Last year, General Motors, Ford, and Chrysler got a $25 billion loan guarantee program approved. This was supposedly to help Detroit retool and get out from under their Hummer-sized problems (of their own making) and start building more efficient vehicles. But Congress didn’t provide the federal appropriation to get the program moving.

Detroit automakers are now apparently trying to loosen the program’s requirements (which some argue are already too weak) and even double the amount of loans the taxpayer is backing. It’s a pretty sweet deal: car manufacturers wouldn’t have to repay principal or interest for five years.

In part because of the five year deferment on payments and the automakers’ deteriorating credit rating, the Congressional Budget Office (CBO) estimates that taxpayers will have subsidized the $25 billion worth of loans to the tune of $7.5 billion.

This is just the latest loan guarantee program to be considered.

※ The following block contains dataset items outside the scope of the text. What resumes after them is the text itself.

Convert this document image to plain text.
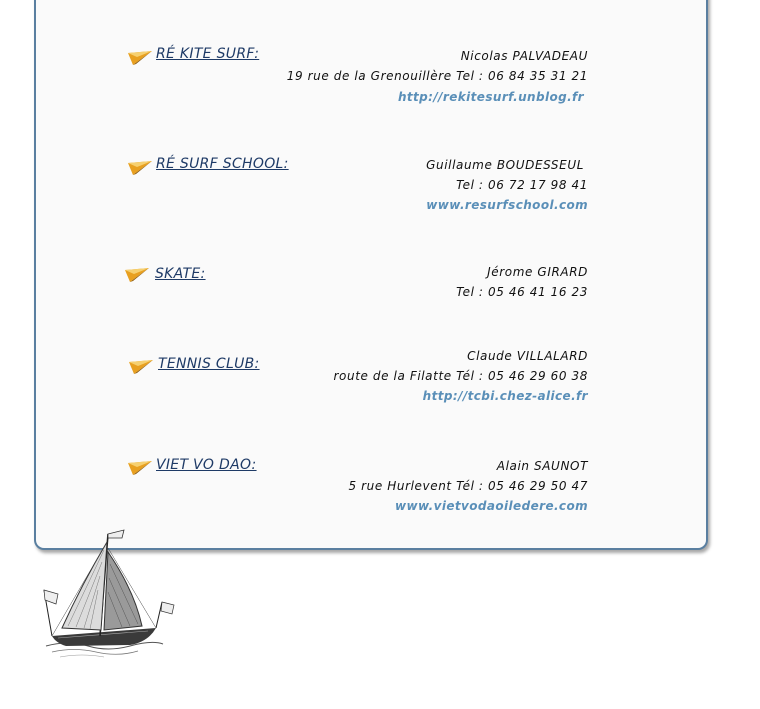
RÉ KITE SURF:	Nicolas PALVADEAU
19 rue de la Grenouillère Tel : 06 84 35 31 21
http://rekitesurf.unblog.fr
RÉ SURF SCHOOL:	Guillaume BOUDESSEUL
Tel : 06 72 17 98 41
www.resurfschool.com
SKATE:	Jérome GIRARD
Tel : 05 46 41 16 23
TENNIS CLUB:	Claude VILLALARD
route de la Filatte Tél : 05 46 29 60 38
http://tcbi.chez-alice.fr
VIET VO DAO:	Alain SAUNOT
5 rue Hurlevent Tél : 05 46 29 50 47
www.vietvodaoiledere.com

Beyond the Big Three, the nuclear power, domestic shipbuilding and railroad industries have succeeded in getting government-backed loans. The Department of Energy is in the process of embarking on a loan guarantee program to distribute nearly $40 billion in guarantees for risky energy projects, $18.5 billion of which is for nuclear reactors that after decades of subsidies still cannot receive private financing from Wall Street. The CBO has assessed the likelihood of defaults on loans for nuclear loan guarantees to be well above 50%.

So taxpayers already have a portfolio full of risky investments even before the car makers program goes forward.

If we’ve learned anything in the last few weeks, it is that Wall Street investors have been willing – perhaps too willing – to take risks. So when Wall Street says loans are too risky, Congress should take heed. Boosting the automakers bottom line may make good political sense with Michigan a battleground state, but it doesn’t make sense for taxpayers who risk being stuck with yet more debt.